Being a better A11Y
It’s almost impossible to think of the world without the web. Compared to other inventions of yore, the web is the single most powerful medium of communication. Through its promise of openness, freedom and independence, the web levelled the playing field. It gave everyone the chance to transcend the limitations of their physical condition regardless of their level of ability. In spite of this promise of inclusivity, the web’s potential as a “global community” was never truly realized. Most of the internet today is a maelstrom of inaccessible iframes, popups and captionless gifs that are near impossible to parse via a screen reader or the tab key.
Why be an A11Y
The web has become a ubiquitous means of communicating with the world. Not only do we use it for social media and sharing cat videos, we also rely on it to access healthcare, employment and many government services like welfare. With this increased reliance on the web to meet our basic needs, it becomes imperative for the web to provide equal access and opportunity to all. While you may argue that only websites that provide such crucial services should be held accountable to accessibility standards, a largely inaccessible web makes disabled users (and those who may need access to such services) less likely to go online altogether. According to a Pew Research Survey done in 2016, disabled Americans are 3 times as likely than those without a disability (23% vs 8%) to never go online.

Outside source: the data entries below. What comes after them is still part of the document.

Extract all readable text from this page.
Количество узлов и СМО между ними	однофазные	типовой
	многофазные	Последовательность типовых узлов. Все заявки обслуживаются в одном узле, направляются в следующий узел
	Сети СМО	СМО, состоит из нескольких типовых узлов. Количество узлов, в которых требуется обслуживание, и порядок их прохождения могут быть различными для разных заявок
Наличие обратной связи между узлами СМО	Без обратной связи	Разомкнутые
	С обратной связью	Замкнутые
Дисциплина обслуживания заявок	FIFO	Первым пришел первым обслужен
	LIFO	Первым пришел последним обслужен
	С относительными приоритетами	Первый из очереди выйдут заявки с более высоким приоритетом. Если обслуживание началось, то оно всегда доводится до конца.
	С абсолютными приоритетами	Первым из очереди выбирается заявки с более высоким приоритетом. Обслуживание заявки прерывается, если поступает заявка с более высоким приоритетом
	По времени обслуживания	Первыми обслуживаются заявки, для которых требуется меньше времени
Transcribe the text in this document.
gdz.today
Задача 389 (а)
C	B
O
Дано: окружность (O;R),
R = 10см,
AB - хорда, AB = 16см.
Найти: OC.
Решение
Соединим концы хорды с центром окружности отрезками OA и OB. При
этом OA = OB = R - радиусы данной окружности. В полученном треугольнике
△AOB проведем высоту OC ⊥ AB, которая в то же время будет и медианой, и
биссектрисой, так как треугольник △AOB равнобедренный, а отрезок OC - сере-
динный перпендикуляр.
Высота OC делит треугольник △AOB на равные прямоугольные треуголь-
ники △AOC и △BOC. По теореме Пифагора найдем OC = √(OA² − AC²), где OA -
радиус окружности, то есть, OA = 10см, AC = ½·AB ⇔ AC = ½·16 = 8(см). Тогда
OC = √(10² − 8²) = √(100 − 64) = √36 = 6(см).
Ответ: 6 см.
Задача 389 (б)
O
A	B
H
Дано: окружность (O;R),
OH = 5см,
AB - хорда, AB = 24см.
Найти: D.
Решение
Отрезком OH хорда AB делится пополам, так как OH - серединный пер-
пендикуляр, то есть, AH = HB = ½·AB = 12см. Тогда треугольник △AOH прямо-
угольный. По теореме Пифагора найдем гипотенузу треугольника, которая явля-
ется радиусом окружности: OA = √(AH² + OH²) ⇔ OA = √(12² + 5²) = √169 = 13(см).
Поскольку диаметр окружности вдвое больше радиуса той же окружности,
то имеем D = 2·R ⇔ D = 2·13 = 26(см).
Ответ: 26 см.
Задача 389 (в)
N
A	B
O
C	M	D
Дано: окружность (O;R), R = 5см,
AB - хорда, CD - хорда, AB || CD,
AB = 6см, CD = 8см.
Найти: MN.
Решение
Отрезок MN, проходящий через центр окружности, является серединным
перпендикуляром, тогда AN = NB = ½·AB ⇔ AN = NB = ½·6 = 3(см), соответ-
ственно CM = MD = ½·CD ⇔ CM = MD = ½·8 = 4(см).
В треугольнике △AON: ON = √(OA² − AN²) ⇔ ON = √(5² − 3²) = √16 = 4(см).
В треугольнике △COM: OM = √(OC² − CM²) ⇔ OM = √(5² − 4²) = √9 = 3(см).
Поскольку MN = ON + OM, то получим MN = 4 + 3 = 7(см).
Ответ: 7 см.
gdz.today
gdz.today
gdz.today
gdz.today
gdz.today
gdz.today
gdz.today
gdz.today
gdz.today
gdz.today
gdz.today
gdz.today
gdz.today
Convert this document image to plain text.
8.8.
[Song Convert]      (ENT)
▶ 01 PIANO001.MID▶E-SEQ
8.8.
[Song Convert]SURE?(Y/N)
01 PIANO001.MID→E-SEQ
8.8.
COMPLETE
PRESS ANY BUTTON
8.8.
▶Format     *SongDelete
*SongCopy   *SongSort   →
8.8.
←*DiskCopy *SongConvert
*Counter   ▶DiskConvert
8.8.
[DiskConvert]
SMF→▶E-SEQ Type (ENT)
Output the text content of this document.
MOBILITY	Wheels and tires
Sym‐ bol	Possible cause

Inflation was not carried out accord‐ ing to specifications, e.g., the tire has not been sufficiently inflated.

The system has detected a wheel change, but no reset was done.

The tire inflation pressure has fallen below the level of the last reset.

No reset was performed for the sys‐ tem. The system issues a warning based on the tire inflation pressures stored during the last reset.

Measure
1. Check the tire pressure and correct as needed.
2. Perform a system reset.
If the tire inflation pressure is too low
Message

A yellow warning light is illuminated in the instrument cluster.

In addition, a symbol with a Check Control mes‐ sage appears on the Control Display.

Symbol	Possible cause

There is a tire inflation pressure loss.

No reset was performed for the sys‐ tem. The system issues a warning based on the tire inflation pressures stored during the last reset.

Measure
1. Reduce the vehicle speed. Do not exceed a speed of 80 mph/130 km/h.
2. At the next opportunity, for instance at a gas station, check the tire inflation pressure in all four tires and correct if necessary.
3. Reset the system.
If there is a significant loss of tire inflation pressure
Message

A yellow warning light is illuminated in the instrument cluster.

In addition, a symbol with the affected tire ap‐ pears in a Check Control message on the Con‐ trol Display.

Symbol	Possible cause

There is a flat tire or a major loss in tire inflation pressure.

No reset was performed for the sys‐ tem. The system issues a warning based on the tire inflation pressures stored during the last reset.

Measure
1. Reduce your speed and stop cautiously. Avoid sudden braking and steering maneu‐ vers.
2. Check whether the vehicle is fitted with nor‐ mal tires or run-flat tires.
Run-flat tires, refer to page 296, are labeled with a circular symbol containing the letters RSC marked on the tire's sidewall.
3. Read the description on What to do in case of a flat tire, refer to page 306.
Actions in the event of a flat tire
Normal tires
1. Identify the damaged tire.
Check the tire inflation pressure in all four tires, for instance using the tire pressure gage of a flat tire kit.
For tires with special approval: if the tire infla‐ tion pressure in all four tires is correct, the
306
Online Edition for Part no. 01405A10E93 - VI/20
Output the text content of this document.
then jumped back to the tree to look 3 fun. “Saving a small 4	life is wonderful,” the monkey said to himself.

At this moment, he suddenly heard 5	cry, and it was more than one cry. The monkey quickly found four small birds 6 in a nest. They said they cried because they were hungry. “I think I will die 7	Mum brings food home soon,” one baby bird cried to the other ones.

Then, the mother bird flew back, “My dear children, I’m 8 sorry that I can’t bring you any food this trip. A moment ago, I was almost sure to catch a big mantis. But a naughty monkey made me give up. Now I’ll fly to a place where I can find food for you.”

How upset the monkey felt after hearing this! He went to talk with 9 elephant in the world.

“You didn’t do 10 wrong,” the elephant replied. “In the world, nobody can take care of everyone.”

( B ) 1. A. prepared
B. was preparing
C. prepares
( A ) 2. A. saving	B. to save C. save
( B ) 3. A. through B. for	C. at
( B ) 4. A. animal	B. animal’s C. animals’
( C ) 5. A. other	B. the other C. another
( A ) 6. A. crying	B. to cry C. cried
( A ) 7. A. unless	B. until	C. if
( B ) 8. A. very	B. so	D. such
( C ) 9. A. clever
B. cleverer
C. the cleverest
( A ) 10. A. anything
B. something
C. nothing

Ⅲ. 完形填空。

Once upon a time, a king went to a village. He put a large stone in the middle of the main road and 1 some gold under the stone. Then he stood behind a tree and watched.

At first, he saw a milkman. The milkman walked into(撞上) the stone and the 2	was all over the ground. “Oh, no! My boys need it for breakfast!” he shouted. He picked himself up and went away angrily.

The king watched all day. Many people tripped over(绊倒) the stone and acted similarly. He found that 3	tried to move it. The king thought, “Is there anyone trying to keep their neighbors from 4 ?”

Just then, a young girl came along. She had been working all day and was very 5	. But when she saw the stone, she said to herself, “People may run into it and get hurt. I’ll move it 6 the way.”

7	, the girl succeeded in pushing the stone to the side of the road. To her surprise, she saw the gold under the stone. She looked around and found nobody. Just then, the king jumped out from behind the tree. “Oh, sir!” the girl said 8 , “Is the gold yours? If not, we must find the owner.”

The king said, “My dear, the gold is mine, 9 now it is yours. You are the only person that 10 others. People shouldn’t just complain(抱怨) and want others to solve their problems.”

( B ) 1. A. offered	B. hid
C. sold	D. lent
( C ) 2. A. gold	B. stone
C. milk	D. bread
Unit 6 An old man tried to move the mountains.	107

It’s worth noting here the term “less likely” when considering the above sentence from the Pew Research Survey. Though disabled users are not as motivated to use the internet because of the slew of obstacles one must overcome to browse the web, disabled users still use the internet. It definitely takes a lot of bravado and gumption to use the web as a disabled user today. But it doesn’t have to be and shouldn’t be this way. We owe it to our fellow netizens (is this a word people still use?) to do better. If you’re still not convinced, go read my friend Callum Macrae’s impassioned article on “The Case for Accessibility”
Down the a11y
When we consider how to build for accessibility it’s important to note that disability comes in many forms. There are four main categories of disabilities that affect users on the web, namely Visual, Auditory, Motor and Cognitive. In her post “Why Bother with Accessibility?”, Laura Kalbag highlights these categories in detail:
Blindness, low vision and colour-blindness
Profoundly deaf and hard of hearing
The inability to use a mouse, slow response time, limited fine motor control
Learning difficulties, distractibility, the inability to focus on large amounts of information
Read the WCAG
To make building for these disability categories actionable,the W3C’s Web Content Accessibility working group has put out a series of recommendations and guidelines in the Web Content Accessibility Guidelines document. These guidelines are sorted by four main goals—to make the web perceivable, operable, understandable, and robust. In addition, the WCAG also offers recommendations on levels of conformance so developers can build up to accessibility in a strategic fashion. You can read more about that in the section on conformity. For an abridged cliffnotes version of the WCAG, check out Alan Dalton’s recent post on 24ways.org.
Do the research
If you’ve never understood what the user experience of a disabled user is online, try accessing the web without a mouse or with a screen reader—Callum has a really great post on how to test using a screen reader if this is new to you. You’ll be surprised by how frustrating this experience is. You can even go one step further and seek out users with disabilities. In doing this, be clear of the goals and intentions of your user testing session. InVision recently wrote a really in depth blogpost on how to get started with accessibility testing that’s worth a read.
Another way to incorporate accessibility into your development is to use automated tools like aXe-Core and the Wave Toolbar. These tools highlight accessibility snafus in your projects and allow you to target the lowest common denominator of accessibility concerns with as little effort as possible.
A11y for a truly open web
Realistically speaking, making accessibility a commonly held priority means making the path to accessibility as smooth as possible. To build accessibly doesn’t have to mean shifting priorities completely. You can work up to it by gradually incorporating accessibility steps like user testing and automated testing into your workflows so accessibility becomes a first class citizen. The web is an incredible medium that enables us to connect with others without being held back by the limits of physical borders, language barriers, and cultural differences. In keeping with this goal of an open web, it becomes our collective duty to make sure the web remains truly open and accessible.